Forgive me for looking at you in pure disgust when I saw cellulite on you. You know, when I sat down in shorts, when I walked past a store and saw your reflection in the window, or when I was trying on bathing suits in the Target fitting rooms and that rear mirror showed me a new angle of you I rarely saw. Cellulite is completely normal, and in my case, actually means I now have the fat on my body to support my hormones.
I know I always compared you guys to women with “legs for days,” but you’re proportionate to my body, and have allowed me to do so much, and I thank you for that.
To my stomach:
You know how in The Wizard of Oz when Dorothy tells the scarecrow she’ll miss him the most? I feel like I need to apologize you the most. I don’t even know where to start. I’m sorry for never thinking you were flat enough. For pinching/touching/probing/ and staring at you in the mirror wondering why you didn’t look different.
I’m thankful for you. When the 4 month year old I nanny rests easy on my soft stomach comfortably, when I realize I feel no different without abs than when I had them, or when I allow you to extend and take deep, calming belly breaths. I appreciate the pure magic you do through digestion. Instead of getting mad at you for bloating, I’m blown away with what you do to help give my body the energy it needs to survive and do the things I love with vigor.

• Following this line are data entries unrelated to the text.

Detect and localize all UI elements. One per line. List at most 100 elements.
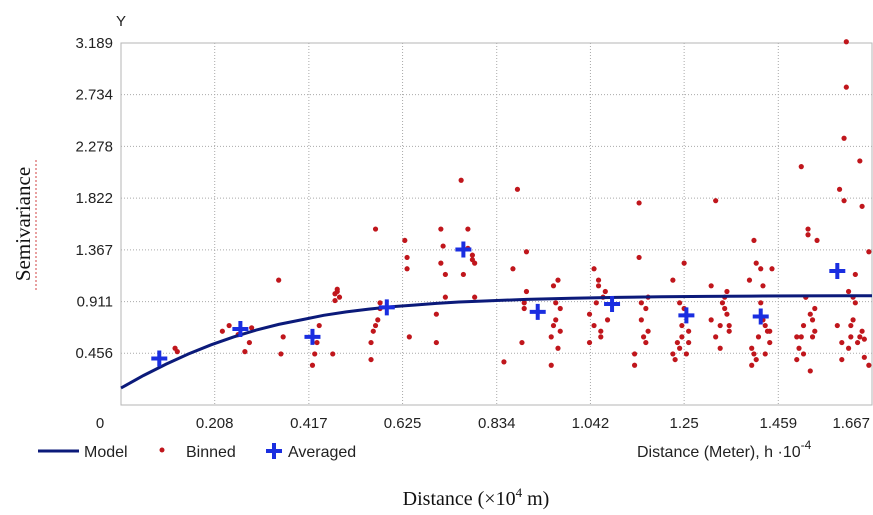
- y-tick-label: 2.734: [75, 87, 113, 104]
- binned-point: [672, 356, 678, 363]
- binned-point: [836, 186, 843, 192]
- binned-point: [602, 288, 608, 295]
- binned-point: [595, 277, 602, 283]
- binned-point: [794, 334, 800, 340]
- binned-point: [713, 334, 719, 340]
- binned-point: [848, 322, 854, 329]
- binned-point: [866, 249, 872, 255]
- binned-point: [841, 198, 847, 204]
- binned-point: [442, 271, 448, 278]
- binned-point: [717, 345, 723, 351]
- legend-label-model: Model: [84, 444, 128, 461]
- binned-point: [523, 249, 530, 255]
- binned-point: [857, 158, 863, 164]
- binned-point: [751, 237, 757, 244]
- x-tick-label: 0.208: [196, 415, 234, 432]
- binned-point: [631, 351, 638, 357]
- binned-point: [686, 339, 692, 346]
- averaged-point: [378, 299, 395, 316]
- x-tick-label: 0.417: [290, 415, 328, 432]
- binned-point: [796, 345, 802, 351]
- binned-point: [677, 300, 683, 306]
- binned-point: [800, 351, 807, 357]
- x-tick-label: 1.459: [760, 415, 798, 432]
- binned-point: [679, 322, 685, 329]
- binned-points: [172, 39, 872, 374]
- binned-point: [679, 334, 685, 340]
- binned-point: [719, 300, 726, 306]
- binned-point: [314, 339, 320, 346]
- averaged-point: [829, 263, 846, 280]
- y-tick-label: 1.822: [75, 190, 113, 207]
- averaged-point: [678, 307, 695, 324]
- binned-point: [334, 286, 340, 292]
- binned-point: [686, 328, 692, 334]
- binned-point: [674, 339, 680, 346]
- binned-point: [557, 305, 563, 312]
- binned-point: [645, 328, 651, 334]
- x-tick-label: 1.667: [832, 415, 870, 432]
- x-tick-labels: 0.208 0.417 0.625 0.834 1.042 1.25 1.459 1.667: [196, 415, 870, 432]
- binned-point: [762, 322, 768, 329]
- binned-point: [708, 283, 714, 289]
- binned-point: [809, 317, 816, 323]
- legend-averaged-cross-icon: [266, 443, 282, 459]
- binned-point: [336, 294, 343, 300]
- binned-point: [375, 317, 381, 323]
- binned-point: [708, 317, 714, 323]
- binned-point: [438, 226, 444, 232]
- binned-point: [278, 351, 284, 357]
- binned-point: [370, 328, 376, 334]
- binned-point: [316, 322, 322, 329]
- binned-point: [854, 339, 861, 346]
- y-tick-label: 3.189: [75, 35, 113, 52]
- binned-point: [249, 325, 255, 331]
- binned-point: [670, 351, 676, 357]
- binned-point: [841, 135, 847, 141]
- binned-point: [807, 311, 813, 317]
- binned-point: [722, 305, 728, 312]
- y-tick-label: 0.911: [77, 294, 113, 311]
- binned-point: [368, 339, 374, 346]
- binned-point: [372, 226, 379, 232]
- binned-point: [330, 351, 336, 357]
- binned-point: [677, 345, 683, 351]
- averaged-points: [151, 241, 846, 367]
- binned-point: [794, 356, 800, 363]
- averaged-point: [151, 350, 168, 367]
- binned-point: [724, 311, 730, 317]
- averaged-point: [752, 308, 769, 325]
- binned-point: [751, 351, 757, 357]
- binned-point: [404, 266, 410, 272]
- binned-point: [604, 317, 611, 323]
- binned-point: [852, 271, 858, 278]
- binned-point: [850, 317, 856, 323]
- binned-point: [586, 311, 593, 317]
- binned-point: [276, 277, 282, 283]
- binned-point: [548, 334, 554, 340]
- binned-point: [246, 339, 252, 346]
- binned-point: [586, 339, 593, 346]
- binned-point: [555, 277, 561, 283]
- binned-point: [753, 356, 759, 363]
- binned-point: [519, 339, 525, 346]
- binned-point: [219, 328, 225, 334]
- binned-point: [798, 164, 804, 170]
- binned-point: [469, 252, 475, 258]
- binned-point: [814, 237, 820, 244]
- binned-point: [472, 294, 478, 300]
- binned-point: [438, 260, 444, 266]
- binned-point: [631, 362, 638, 368]
- binned-point: [440, 243, 446, 249]
- binned-point: [433, 311, 439, 317]
- binned-point: [798, 334, 804, 340]
- binned-point: [758, 300, 764, 306]
- binned-point: [550, 283, 557, 289]
- binned-point: [717, 322, 723, 329]
- averaged-point: [304, 328, 321, 345]
- binned-point: [640, 334, 647, 340]
- y-tick-label: 0.456: [75, 345, 113, 362]
- binned-point: [521, 300, 527, 306]
- binned-point: [809, 334, 816, 340]
- binned-point: [866, 362, 872, 368]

Oh and don't listen to what I said before. You can rock that crop top. You don't have to skip meals to do so.
To my arms:
Remember when I would just pinch you right under the bicep area and wonder why there was something to grab on to? Yeah sorry about that. You look beautiful in tank tops and sleeveless shirts. Words will never be able to thank you enough for allowing me to participate in sports, and carrying all my shit around on the reg (I am a bag lady lol).
To my breasts, you are fine the way you are, and your size makes me no more or less of a woman. To my calves, thank you for being strong and allowing me to sprint and squat. To my back area that spills over my bra, there’s literally nothing wrong with you, and to be honest, if it weren’t for mirrors, I would have never said those mean things about you.

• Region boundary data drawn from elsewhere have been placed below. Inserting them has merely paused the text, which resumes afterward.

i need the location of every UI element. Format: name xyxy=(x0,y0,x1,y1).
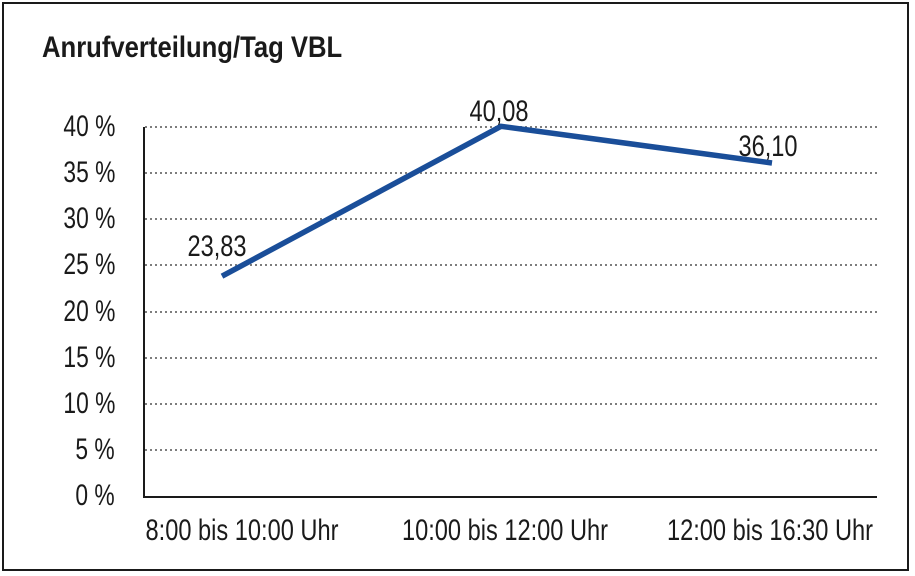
data-line xyxy=(220,123,773,279)
x-tick-label: 8:00 bis 10:00 Uhr xyxy=(145,514,339,547)
plot-area xyxy=(143,123,877,498)
y-tick-label: 40 % xyxy=(63,110,115,143)
y-tick-label: 20 % xyxy=(63,294,115,328)
data-point-label: 23,83 xyxy=(187,230,247,264)
chart-frame: Anrufverteilung/Tag VBL 40 % 35 % 30 % 25 %… xyxy=(2,2,909,571)
line-series-layer xyxy=(220,123,773,279)
y-tick-label: 5 % xyxy=(75,432,115,466)
y-tick-label: 35 % xyxy=(63,156,115,190)
data-point-label: 40,08 xyxy=(469,95,529,129)
gridline xyxy=(145,310,877,313)
gridline xyxy=(145,356,877,359)
gridline xyxy=(145,218,877,221)
y-tick-label: 10 % xyxy=(63,386,115,420)
gridline xyxy=(145,264,877,267)
y-tick-label: 15 % xyxy=(63,340,115,374)
y-tick-label: 30 % xyxy=(63,202,115,236)
gridline xyxy=(145,448,877,451)
y-tick-label: 0 % xyxy=(75,479,115,512)
gridline xyxy=(145,402,877,405)
x-tick-label: 12:00 bis 16:30 Uhr xyxy=(666,514,874,547)
y-tick-label: 25 % xyxy=(63,248,115,282)
chart-title: Anrufverteilung/Tag VBL xyxy=(42,31,343,64)
gridline xyxy=(145,172,877,175)
x-tick-label: 10:00 bis 12:00 Uhr xyxy=(401,514,609,547)
data-point-label: 36,10 xyxy=(738,129,798,163)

And when it comes down to it, it was never really about you anyway.
Unfortunately I always made you the issue when it was really about other shit in my head I was dealing with.
But you're just my outer shell and my means of transportation in this thing called life. You protect me, give me energy, and allow me to live comfortably. That's all I can ask for. Looking a certain way on the outside makes me no better a person on the inside.
You don’t need to look like anyone other than who you are now. I am eternally grateful for your strength, health, energy, and everything you’ve allowed me to do and see over these years. I’d be nowhere without you.